Compute Cumulative Frequency


Can we compute cumulative frequency in CUDA.

Suppose if i have array[10] and i want to calculate the cumulative array where array[i]=array[i-1]+ some_constant.

In a single block how can i achieve this??

as all the threads will run in parallel so is it possible for a thread (i.e. 2) to wait for thread (1) to compute its value and use it.

is there any way this can be done faster than in CPU itself?

The sort of parallel prefix sum you want to perform can be done in CUDA. Have a look at the scan example and paper in the SDK.

That sounds like the worst possible candidate for a GPU implementation and the definition of a serial algorithm.
Since each thread i needs the work of thread i-1 to be finished before it can start its work, i dont see any way to speed this up. When thread i is done with its work, itll just idle?
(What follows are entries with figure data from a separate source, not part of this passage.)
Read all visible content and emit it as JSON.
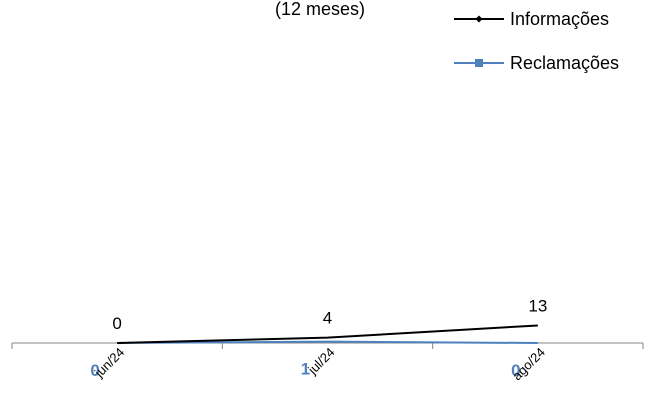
{
  "chart_data": {
    "type": "line",
    "subtitle": "(12 meses)",
    "categories": [
      "jun/24",
      "jul/24",
      "ago/24"
    ],
    "series": [
      {
        "name": "Informações",
        "values": [
          0,
          4,
          13
        ],
        "color": "#000000",
        "marker": "diamond"
      },
      {
        "name": "Reclamações",
        "values": [
          0,
          1,
          0
        ],
        "color": "#4f81bd",
        "marker": "square"
      }
    ],
    "legend_position": "top-right",
    "grid": false
  }
}
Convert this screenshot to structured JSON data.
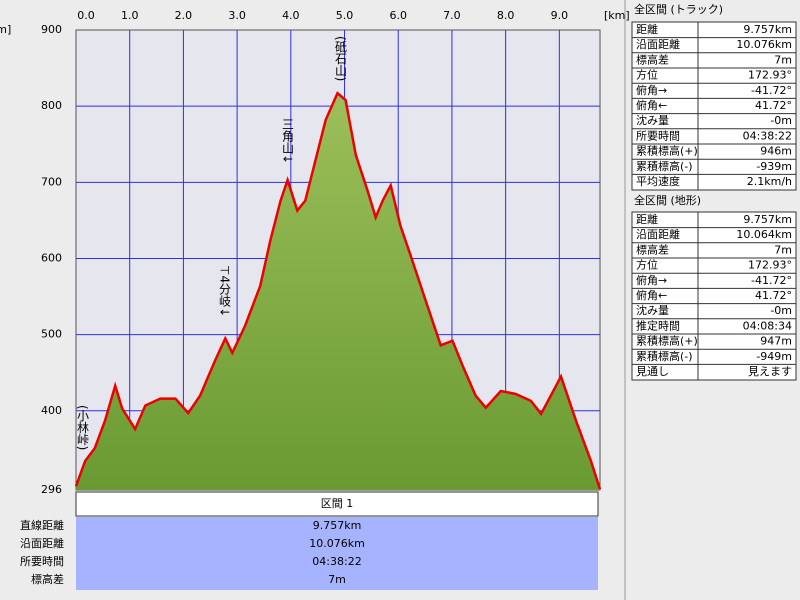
{
  "chart_data": {
    "type": "area",
    "x_unit": "[km]",
    "y_unit": "[m]",
    "x": [
      0,
      0.17,
      0.35,
      0.54,
      0.73,
      0.86,
      1.1,
      1.29,
      1.57,
      1.85,
      2.09,
      2.31,
      2.59,
      2.78,
      2.91,
      3.15,
      3.43,
      3.62,
      3.81,
      3.94,
      4.12,
      4.27,
      4.46,
      4.65,
      4.87,
      5.02,
      5.21,
      5.43,
      5.58,
      5.71,
      5.86,
      6.04,
      6.23,
      6.51,
      6.79,
      7.01,
      7.2,
      7.44,
      7.63,
      7.91,
      8.19,
      8.47,
      8.66,
      9.03,
      9.31,
      9.59,
      9.757
    ],
    "values": [
      301,
      334,
      351,
      387,
      433,
      403,
      376,
      407,
      416,
      416,
      397,
      420,
      466,
      495,
      476,
      512,
      564,
      624,
      676,
      703,
      663,
      676,
      729,
      782,
      817,
      808,
      736,
      689,
      654,
      676,
      696,
      643,
      604,
      545,
      486,
      492,
      459,
      420,
      404,
      426,
      422,
      413,
      396,
      445,
      387,
      334,
      297
    ],
    "color": "#ee0000",
    "fill": "#6a9a32",
    "xlim": [
      0,
      9.757
    ],
    "ylim": [
      296,
      900
    ],
    "xticks": [
      {
        "value": 0,
        "label": "0.0"
      },
      {
        "value": 1,
        "label": "1.0"
      },
      {
        "value": 2,
        "label": "2.0"
      },
      {
        "value": 3,
        "label": "3.0"
      },
      {
        "value": 4,
        "label": "4.0"
      },
      {
        "value": 5,
        "label": "5.0"
      },
      {
        "value": 6,
        "label": "6.0"
      },
      {
        "value": 7,
        "label": "7.0"
      },
      {
        "value": 8,
        "label": "8.0"
      },
      {
        "value": 9,
        "label": "9.0"
      }
    ],
    "yticks": [
      296,
      400,
      500,
      600,
      700,
      800,
      900
    ],
    "grid": true,
    "annotations": [
      "(砥石山)",
      "三角山↓",
      "⊤4分岐↓",
      "(小林峠)"
    ]
  },
  "section": {
    "header": "区間 1",
    "rows": [
      [
        "直線距離",
        "9.757km"
      ],
      [
        "沿面距離",
        "10.076km"
      ],
      [
        "所要時間",
        "04:38:22"
      ],
      [
        "標高差",
        "7m"
      ]
    ]
  },
  "track_panel": {
    "title": "全区間 (トラック)",
    "rows": [
      [
        "距離",
        "9.757km"
      ],
      [
        "沿面距離",
        "10.076km"
      ],
      [
        "標高差",
        "7m"
      ],
      [
        "方位",
        "172.93°"
      ],
      [
        "俯角→",
        "-41.72°"
      ],
      [
        "俯角←",
        "41.72°"
      ],
      [
        "沈み量",
        "-0m"
      ],
      [
        "所要時間",
        "04:38:22"
      ],
      [
        "累積標高(+)",
        "946m"
      ],
      [
        "累積標高(-)",
        "-939m"
      ],
      [
        "平均速度",
        "2.1km/h"
      ]
    ]
  },
  "terrain_panel": {
    "title": "全区間 (地形)",
    "rows": [
      [
        "距離",
        "9.757km"
      ],
      [
        "沿面距離",
        "10.064km"
      ],
      [
        "標高差",
        "7m"
      ],
      [
        "方位",
        "172.93°"
      ],
      [
        "俯角→",
        "-41.72°"
      ],
      [
        "俯角←",
        "41.72°"
      ],
      [
        "沈み量",
        "-0m"
      ],
      [
        "推定時間",
        "04:08:34"
      ],
      [
        "累積標高(+)",
        "947m"
      ],
      [
        "累積標高(-)",
        "-949m"
      ],
      [
        "見通し",
        "見えます"
      ]
    ]
  }
}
Looks to me like only on thread will be doing any actual work at any given time, in which case you might as well run it on the CPU.

But who knows, i could be wrong!

The key here is that the binary operation between elements is associative (like addition). This lets you compute a bunch of partial sums in parallel and reuse them. The GPU can be very beneficial in this case (though more due to its enormous memory bandwidth).
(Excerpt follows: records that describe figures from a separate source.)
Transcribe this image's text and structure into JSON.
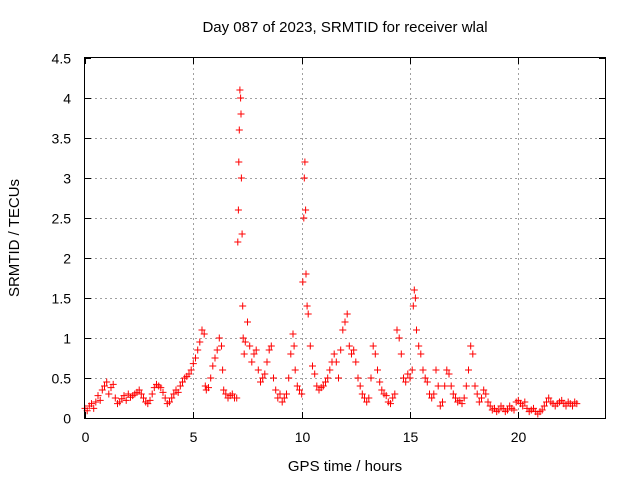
{
  "chart_data": {
    "type": "scatter",
    "title": "Day 087 of 2023, SRMTID for receiver wlal",
    "xlabel": "GPS time / hours",
    "ylabel": "SRMTID / TECUs",
    "xlim": [
      0,
      24
    ],
    "ylim": [
      0,
      4.5
    ],
    "grid": true,
    "marker": "+",
    "color": "#ff0000",
    "xticks": [
      0,
      5,
      10,
      15,
      20
    ],
    "xtick_labels": [
      "0",
      "5",
      "10",
      "15",
      "20"
    ],
    "yticks": [
      0,
      0.5,
      1,
      1.5,
      2,
      2.5,
      3,
      3.5,
      4,
      4.5
    ],
    "ytick_labels": [
      "0",
      "0.5",
      "1",
      "1.5",
      "2",
      "2.5",
      "3",
      "3.5",
      "4",
      "4.5"
    ],
    "series": [
      {
        "name": "SRMTID",
        "points": [
          [
            0.0,
            0.12
          ],
          [
            0.1,
            0.09
          ],
          [
            0.2,
            0.15
          ],
          [
            0.3,
            0.18
          ],
          [
            0.4,
            0.12
          ],
          [
            0.5,
            0.2
          ],
          [
            0.6,
            0.28
          ],
          [
            0.7,
            0.22
          ],
          [
            0.8,
            0.35
          ],
          [
            0.9,
            0.4
          ],
          [
            1.0,
            0.45
          ],
          [
            1.1,
            0.3
          ],
          [
            1.2,
            0.38
          ],
          [
            1.3,
            0.42
          ],
          [
            1.4,
            0.25
          ],
          [
            1.5,
            0.18
          ],
          [
            1.6,
            0.2
          ],
          [
            1.7,
            0.24
          ],
          [
            1.8,
            0.28
          ],
          [
            1.9,
            0.22
          ],
          [
            2.0,
            0.3
          ],
          [
            2.1,
            0.26
          ],
          [
            2.2,
            0.28
          ],
          [
            2.3,
            0.3
          ],
          [
            2.4,
            0.32
          ],
          [
            2.5,
            0.35
          ],
          [
            2.6,
            0.3
          ],
          [
            2.7,
            0.25
          ],
          [
            2.8,
            0.2
          ],
          [
            2.9,
            0.18
          ],
          [
            3.0,
            0.22
          ],
          [
            3.1,
            0.3
          ],
          [
            3.2,
            0.38
          ],
          [
            3.3,
            0.42
          ],
          [
            3.4,
            0.4
          ],
          [
            3.5,
            0.38
          ],
          [
            3.6,
            0.32
          ],
          [
            3.7,
            0.25
          ],
          [
            3.8,
            0.18
          ],
          [
            3.9,
            0.2
          ],
          [
            4.0,
            0.25
          ],
          [
            4.1,
            0.3
          ],
          [
            4.2,
            0.35
          ],
          [
            4.3,
            0.32
          ],
          [
            4.4,
            0.4
          ],
          [
            4.5,
            0.45
          ],
          [
            4.6,
            0.5
          ],
          [
            4.7,
            0.52
          ],
          [
            4.8,
            0.55
          ],
          [
            4.9,
            0.6
          ],
          [
            5.0,
            0.68
          ],
          [
            5.1,
            0.75
          ],
          [
            5.2,
            0.85
          ],
          [
            5.3,
            0.95
          ],
          [
            5.4,
            1.1
          ],
          [
            5.5,
            1.05
          ],
          [
            5.55,
            0.4
          ],
          [
            5.6,
            0.35
          ],
          [
            5.7,
            0.38
          ],
          [
            5.8,
            0.5
          ],
          [
            5.9,
            0.65
          ],
          [
            6.0,
            0.75
          ],
          [
            6.1,
            0.85
          ],
          [
            6.2,
            1.0
          ],
          [
            6.3,
            0.9
          ],
          [
            6.35,
            0.6
          ],
          [
            6.4,
            0.35
          ],
          [
            6.5,
            0.3
          ],
          [
            6.6,
            0.25
          ],
          [
            6.7,
            0.28
          ],
          [
            6.8,
            0.3
          ],
          [
            6.9,
            0.25
          ],
          [
            7.0,
            0.25
          ],
          [
            7.05,
            2.2
          ],
          [
            7.08,
            2.6
          ],
          [
            7.1,
            3.2
          ],
          [
            7.12,
            3.6
          ],
          [
            7.15,
            4.1
          ],
          [
            7.18,
            4.0
          ],
          [
            7.2,
            3.8
          ],
          [
            7.22,
            3.0
          ],
          [
            7.25,
            2.3
          ],
          [
            7.28,
            1.4
          ],
          [
            7.3,
            1.0
          ],
          [
            7.35,
            0.8
          ],
          [
            7.4,
            0.95
          ],
          [
            7.5,
            1.2
          ],
          [
            7.6,
            0.9
          ],
          [
            7.7,
            0.7
          ],
          [
            7.8,
            0.8
          ],
          [
            7.9,
            0.85
          ],
          [
            8.0,
            0.6
          ],
          [
            8.1,
            0.45
          ],
          [
            8.2,
            0.5
          ],
          [
            8.3,
            0.55
          ],
          [
            8.4,
            0.7
          ],
          [
            8.5,
            0.85
          ],
          [
            8.6,
            0.9
          ],
          [
            8.7,
            0.5
          ],
          [
            8.8,
            0.35
          ],
          [
            8.9,
            0.25
          ],
          [
            9.0,
            0.3
          ],
          [
            9.1,
            0.2
          ],
          [
            9.2,
            0.25
          ],
          [
            9.3,
            0.3
          ],
          [
            9.4,
            0.5
          ],
          [
            9.5,
            0.8
          ],
          [
            9.6,
            1.05
          ],
          [
            9.65,
            0.9
          ],
          [
            9.7,
            0.6
          ],
          [
            9.8,
            0.4
          ],
          [
            9.9,
            0.35
          ],
          [
            10.0,
            0.3
          ],
          [
            10.05,
            1.7
          ],
          [
            10.1,
            2.5
          ],
          [
            10.12,
            3.0
          ],
          [
            10.15,
            3.2
          ],
          [
            10.18,
            2.6
          ],
          [
            10.2,
            1.8
          ],
          [
            10.25,
            1.4
          ],
          [
            10.3,
            1.3
          ],
          [
            10.4,
            0.9
          ],
          [
            10.5,
            0.65
          ],
          [
            10.6,
            0.55
          ],
          [
            10.7,
            0.4
          ],
          [
            10.8,
            0.35
          ],
          [
            10.9,
            0.38
          ],
          [
            11.0,
            0.4
          ],
          [
            11.1,
            0.45
          ],
          [
            11.2,
            0.5
          ],
          [
            11.3,
            0.6
          ],
          [
            11.4,
            0.7
          ],
          [
            11.5,
            0.8
          ],
          [
            11.6,
            0.7
          ],
          [
            11.7,
            0.5
          ],
          [
            11.8,
            0.85
          ],
          [
            11.9,
            1.1
          ],
          [
            12.0,
            1.2
          ],
          [
            12.1,
            1.3
          ],
          [
            12.2,
            0.9
          ],
          [
            12.3,
            0.8
          ],
          [
            12.4,
            0.85
          ],
          [
            12.5,
            0.7
          ],
          [
            12.6,
            0.5
          ],
          [
            12.7,
            0.4
          ],
          [
            12.8,
            0.3
          ],
          [
            12.9,
            0.25
          ],
          [
            13.0,
            0.2
          ],
          [
            13.1,
            0.25
          ],
          [
            13.2,
            0.5
          ],
          [
            13.3,
            0.9
          ],
          [
            13.4,
            0.8
          ],
          [
            13.5,
            0.6
          ],
          [
            13.6,
            0.45
          ],
          [
            13.7,
            0.35
          ],
          [
            13.8,
            0.3
          ],
          [
            13.9,
            0.28
          ],
          [
            14.0,
            0.2
          ],
          [
            14.1,
            0.18
          ],
          [
            14.2,
            0.25
          ],
          [
            14.3,
            0.3
          ],
          [
            14.4,
            1.1
          ],
          [
            14.5,
            1.0
          ],
          [
            14.6,
            0.8
          ],
          [
            14.7,
            0.5
          ],
          [
            14.8,
            0.45
          ],
          [
            14.9,
            0.55
          ],
          [
            15.0,
            0.5
          ],
          [
            15.1,
            0.6
          ],
          [
            15.15,
            1.4
          ],
          [
            15.2,
            1.6
          ],
          [
            15.25,
            1.5
          ],
          [
            15.3,
            1.1
          ],
          [
            15.4,
            0.9
          ],
          [
            15.5,
            0.8
          ],
          [
            15.6,
            0.6
          ],
          [
            15.7,
            0.5
          ],
          [
            15.8,
            0.45
          ],
          [
            15.9,
            0.3
          ],
          [
            16.0,
            0.25
          ],
          [
            16.1,
            0.3
          ],
          [
            16.2,
            0.6
          ],
          [
            16.3,
            0.4
          ],
          [
            16.4,
            0.15
          ],
          [
            16.5,
            0.2
          ],
          [
            16.6,
            0.4
          ],
          [
            16.7,
            0.6
          ],
          [
            16.8,
            0.55
          ],
          [
            16.9,
            0.4
          ],
          [
            17.0,
            0.3
          ],
          [
            17.1,
            0.25
          ],
          [
            17.2,
            0.2
          ],
          [
            17.3,
            0.22
          ],
          [
            17.4,
            0.18
          ],
          [
            17.5,
            0.25
          ],
          [
            17.6,
            0.4
          ],
          [
            17.7,
            0.6
          ],
          [
            17.8,
            0.9
          ],
          [
            17.9,
            0.8
          ],
          [
            18.0,
            0.4
          ],
          [
            18.1,
            0.3
          ],
          [
            18.2,
            0.2
          ],
          [
            18.3,
            0.25
          ],
          [
            18.4,
            0.35
          ],
          [
            18.5,
            0.3
          ],
          [
            18.6,
            0.2
          ],
          [
            18.7,
            0.15
          ],
          [
            18.8,
            0.1
          ],
          [
            18.9,
            0.12
          ],
          [
            19.0,
            0.08
          ],
          [
            19.1,
            0.1
          ],
          [
            19.2,
            0.15
          ],
          [
            19.3,
            0.12
          ],
          [
            19.4,
            0.08
          ],
          [
            19.5,
            0.1
          ],
          [
            19.6,
            0.15
          ],
          [
            19.7,
            0.12
          ],
          [
            19.8,
            0.1
          ],
          [
            19.9,
            0.2
          ],
          [
            20.0,
            0.22
          ],
          [
            20.1,
            0.18
          ],
          [
            20.2,
            0.15
          ],
          [
            20.3,
            0.2
          ],
          [
            20.4,
            0.12
          ],
          [
            20.5,
            0.08
          ],
          [
            20.6,
            0.1
          ],
          [
            20.7,
            0.12
          ],
          [
            20.8,
            0.08
          ],
          [
            20.9,
            0.05
          ],
          [
            21.0,
            0.08
          ],
          [
            21.1,
            0.1
          ],
          [
            21.2,
            0.15
          ],
          [
            21.3,
            0.2
          ],
          [
            21.4,
            0.25
          ],
          [
            21.5,
            0.2
          ],
          [
            21.6,
            0.18
          ],
          [
            21.7,
            0.15
          ],
          [
            21.8,
            0.18
          ],
          [
            21.9,
            0.2
          ],
          [
            22.0,
            0.22
          ],
          [
            22.1,
            0.18
          ],
          [
            22.2,
            0.15
          ],
          [
            22.3,
            0.2
          ],
          [
            22.4,
            0.18
          ],
          [
            22.5,
            0.15
          ],
          [
            22.6,
            0.2
          ],
          [
            22.7,
            0.18
          ]
        ]
      }
    ]
  }
}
The big issue here is that with only 10 elements, a prefix scan on the GPU is not worth it. Nearly the entire GPU will be idle, and the kernel launch overhead will be vastly greater than the actual runtime. If you needed to prefix scan a million elements (especially if they were already in the device memory), then the GPU would do a good job.

10 element was just some dummy number for example. But still my array wont be in millions and as per the paper that i studied regarding Parallel Prefix sum ( seems like my application wont benefit much from it or it will degrade.

Thank you very much for the information

Sure i agree with that, but the way he presents the problem, i thought all elements from the array were populated from the first element of the array.

I agreee that it can be sped up if every element in the array already has a value, which is to say that value[n] can be computed at any time since value[n-1] is accessible at kernel launch.

The way i understood the problem (which might very well be completly wrong) is that only the first value in the array has an initial value and that every other element is cascaded from that first element.

-well not that i think about it for more than 3 secs, my understanding of the problem made no sense… so carry on and ignore my initial post!